Dans cette réflexion de Sarah Chiche, elle explore l’héritage persistant de Franz Kafka et sa popularité parmi la jeunesse contemporaine malgré les prédictions contraires de Michael Haneke. Haneke, cinéaste renommé, avait prédit en 2016 qu’il serait difficile de trouver un producteur pour un film basé sur « Le Château » de Kafka, convaincu que l’oeuvre n’intéresserait pas la jeune génération. Chiche, toutefois, réfute cette idée, soulignant l’intérêt croissant de la génération Z (12-25 ans) pour l’auteur pragois. Elle explique que Kafka, mort il y a un siècle, semble plus vivant que jamais. De nombreux adolescents utilisent les plateformes sociales comme Instagram et TikTok pour exprimer leur identification à Kafka et à ses personnages, souvent représentés comme étant piégés dans un monde hostile. Chiche cite des exemples d’expressions de cet engouement kafkaïen en ligne, tels qu’un dessin d’un insecte absorbé par son téléphone, un gâteau d’anniversaire à l’effigie de Kafka, ou une fille qui proclame qu’elle ne sortira pas avec un homme s’il n’est pas à la hauteur de Kafka. Pour Chiche, cette tendance montre comment les jeunes d’aujourd’hui utilisent les mots de Kafka pour mieux comprendre et affronter la complexité de leur quotidien.

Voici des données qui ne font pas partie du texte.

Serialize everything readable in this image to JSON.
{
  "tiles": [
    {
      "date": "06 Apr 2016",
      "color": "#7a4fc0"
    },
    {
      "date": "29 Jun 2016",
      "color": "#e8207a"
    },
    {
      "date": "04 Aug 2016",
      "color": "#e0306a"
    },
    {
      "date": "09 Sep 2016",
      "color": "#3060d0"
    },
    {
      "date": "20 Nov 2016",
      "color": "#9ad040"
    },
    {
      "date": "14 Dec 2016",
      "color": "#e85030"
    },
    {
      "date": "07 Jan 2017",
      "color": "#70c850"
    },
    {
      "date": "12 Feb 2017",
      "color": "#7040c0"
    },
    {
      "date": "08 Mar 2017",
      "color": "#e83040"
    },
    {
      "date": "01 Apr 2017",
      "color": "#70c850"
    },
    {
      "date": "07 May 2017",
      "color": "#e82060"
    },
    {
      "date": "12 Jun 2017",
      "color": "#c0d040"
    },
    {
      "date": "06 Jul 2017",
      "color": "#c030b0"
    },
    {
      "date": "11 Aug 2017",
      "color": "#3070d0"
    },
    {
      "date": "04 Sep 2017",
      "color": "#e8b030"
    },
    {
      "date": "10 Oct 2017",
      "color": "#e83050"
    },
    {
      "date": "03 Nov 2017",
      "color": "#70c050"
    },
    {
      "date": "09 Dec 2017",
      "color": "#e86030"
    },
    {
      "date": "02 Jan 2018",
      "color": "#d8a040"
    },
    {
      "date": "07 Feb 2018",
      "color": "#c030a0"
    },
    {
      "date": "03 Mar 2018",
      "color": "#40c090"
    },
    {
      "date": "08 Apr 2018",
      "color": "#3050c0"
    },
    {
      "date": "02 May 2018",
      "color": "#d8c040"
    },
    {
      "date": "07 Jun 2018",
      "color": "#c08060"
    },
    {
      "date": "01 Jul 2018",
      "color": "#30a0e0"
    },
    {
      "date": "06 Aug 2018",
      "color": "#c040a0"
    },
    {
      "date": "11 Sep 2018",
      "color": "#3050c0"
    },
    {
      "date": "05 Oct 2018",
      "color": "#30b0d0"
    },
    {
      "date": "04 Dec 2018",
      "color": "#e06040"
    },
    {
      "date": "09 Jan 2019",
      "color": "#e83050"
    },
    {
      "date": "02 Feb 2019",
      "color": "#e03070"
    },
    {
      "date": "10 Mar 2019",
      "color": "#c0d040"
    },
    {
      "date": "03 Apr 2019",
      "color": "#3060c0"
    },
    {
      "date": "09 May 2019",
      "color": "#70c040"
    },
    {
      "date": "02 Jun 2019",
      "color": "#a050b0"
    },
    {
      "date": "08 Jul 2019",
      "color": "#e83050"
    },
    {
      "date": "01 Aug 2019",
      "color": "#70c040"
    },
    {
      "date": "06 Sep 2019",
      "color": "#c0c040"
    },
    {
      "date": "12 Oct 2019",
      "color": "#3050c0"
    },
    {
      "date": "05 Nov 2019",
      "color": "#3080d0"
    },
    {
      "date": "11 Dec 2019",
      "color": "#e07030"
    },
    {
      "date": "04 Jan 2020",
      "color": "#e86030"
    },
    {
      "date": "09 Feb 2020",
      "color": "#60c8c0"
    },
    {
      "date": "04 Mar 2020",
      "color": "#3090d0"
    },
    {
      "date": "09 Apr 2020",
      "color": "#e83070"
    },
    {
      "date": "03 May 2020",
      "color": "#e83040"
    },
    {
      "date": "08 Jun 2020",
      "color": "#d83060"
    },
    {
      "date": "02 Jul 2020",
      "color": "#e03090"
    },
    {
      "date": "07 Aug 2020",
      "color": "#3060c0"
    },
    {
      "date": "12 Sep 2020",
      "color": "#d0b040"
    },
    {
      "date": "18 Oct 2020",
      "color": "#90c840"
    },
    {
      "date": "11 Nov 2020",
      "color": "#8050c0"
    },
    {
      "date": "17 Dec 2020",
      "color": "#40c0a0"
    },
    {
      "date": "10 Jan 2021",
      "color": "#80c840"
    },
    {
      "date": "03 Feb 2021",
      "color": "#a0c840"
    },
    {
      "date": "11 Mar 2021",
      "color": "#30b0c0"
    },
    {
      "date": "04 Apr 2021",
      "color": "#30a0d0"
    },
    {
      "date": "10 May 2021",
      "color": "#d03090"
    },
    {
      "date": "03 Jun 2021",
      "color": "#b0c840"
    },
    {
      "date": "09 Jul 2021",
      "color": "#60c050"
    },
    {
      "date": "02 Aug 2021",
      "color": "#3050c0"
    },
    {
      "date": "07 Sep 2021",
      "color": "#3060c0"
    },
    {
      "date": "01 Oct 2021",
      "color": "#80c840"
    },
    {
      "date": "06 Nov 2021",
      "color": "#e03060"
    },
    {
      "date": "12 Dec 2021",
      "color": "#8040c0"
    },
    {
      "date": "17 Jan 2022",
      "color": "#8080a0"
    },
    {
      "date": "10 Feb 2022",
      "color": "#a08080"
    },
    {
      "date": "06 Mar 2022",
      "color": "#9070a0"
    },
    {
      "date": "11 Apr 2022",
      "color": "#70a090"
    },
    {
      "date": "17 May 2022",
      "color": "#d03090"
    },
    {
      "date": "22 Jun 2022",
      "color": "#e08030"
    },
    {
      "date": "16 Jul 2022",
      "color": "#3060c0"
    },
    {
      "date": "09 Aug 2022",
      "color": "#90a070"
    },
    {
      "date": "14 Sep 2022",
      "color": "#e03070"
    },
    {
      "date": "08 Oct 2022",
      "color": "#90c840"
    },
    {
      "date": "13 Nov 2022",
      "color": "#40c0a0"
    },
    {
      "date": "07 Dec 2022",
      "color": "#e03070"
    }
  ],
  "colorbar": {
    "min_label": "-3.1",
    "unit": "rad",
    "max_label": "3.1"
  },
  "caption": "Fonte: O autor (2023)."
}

Les décrets, l’inéquité, l’ignominie… Assurément, l’ensemble de leur psyché est mappé ici : l’amas intérieur qui se cache toujours plus profondément, les commandements intransigeants que l’on se donne (Le Journal), l’évanouissement de l’intimité, la surveillance constante (Le Château), l’injustices ressentie comme étant la victime (Le Procès), la victoire des médiocres (Joséphine, la cantatrice), le spectacle des vanités des réseaux sociaux (Un artiste de la faim), l’effroi de devoir chaque jour sortir de son lit (Le Terrier), la crainte d’être incompris et celle d’être aimé (Lettres à Felice, Lettres à Milena), le dédain pour les parents qui, bien que pitoyables marionnettes, continuent de faire entrave à nos aspirations (Lettre au père), les péchés pour lesquels nous nous sentons coupables et dont la source précise ne se dévoilera peut-être jamais, sinon à l’instant de notre trépas (La Colonie pénitentiaire), l’humiliation d’habiter un corps au point d’envisager que le mieux à faire serait d’être éradiqué comme une punaise de lit (La Métamorphose)…
Pour comprendre la jeunesse, plongez-vous dans l’œuvre de Kafka, dans sa totalité. Reprenons ces phrases tirées de son Journal, dans une lettre adressée à Felice Bauer : « En fin de compte, je suis de sang avec mes parents et mes sœurs, une connexion que je ne ressens pas dans la vie quotidienne, car je suis dérouté par mes propres objectifs, mais au fond, je les respecte plus que je ne le pense. Il se peut aussi que je les pourchasse avec ma colère, la vue du lit marital de mes parents, des draps utilisés, des peignoirs minutieusement déployés peut me piquer jusqu’à me rendre malade, peut chambouler mon intérieur ; comme si je n’étais pas complètement né, comme si je sortais toujours de cette vie oppressante, comme si j’avais constamment besoin de chercher une confirmation de mon existence dans cette chambre étouffante, comme si j’étais encore, pas totalement, mais en partie, lié à ces choses dégoûtantes. » Est-ce qu’une description aussi acérée des troubles de l’adolescence a déjà été décrite?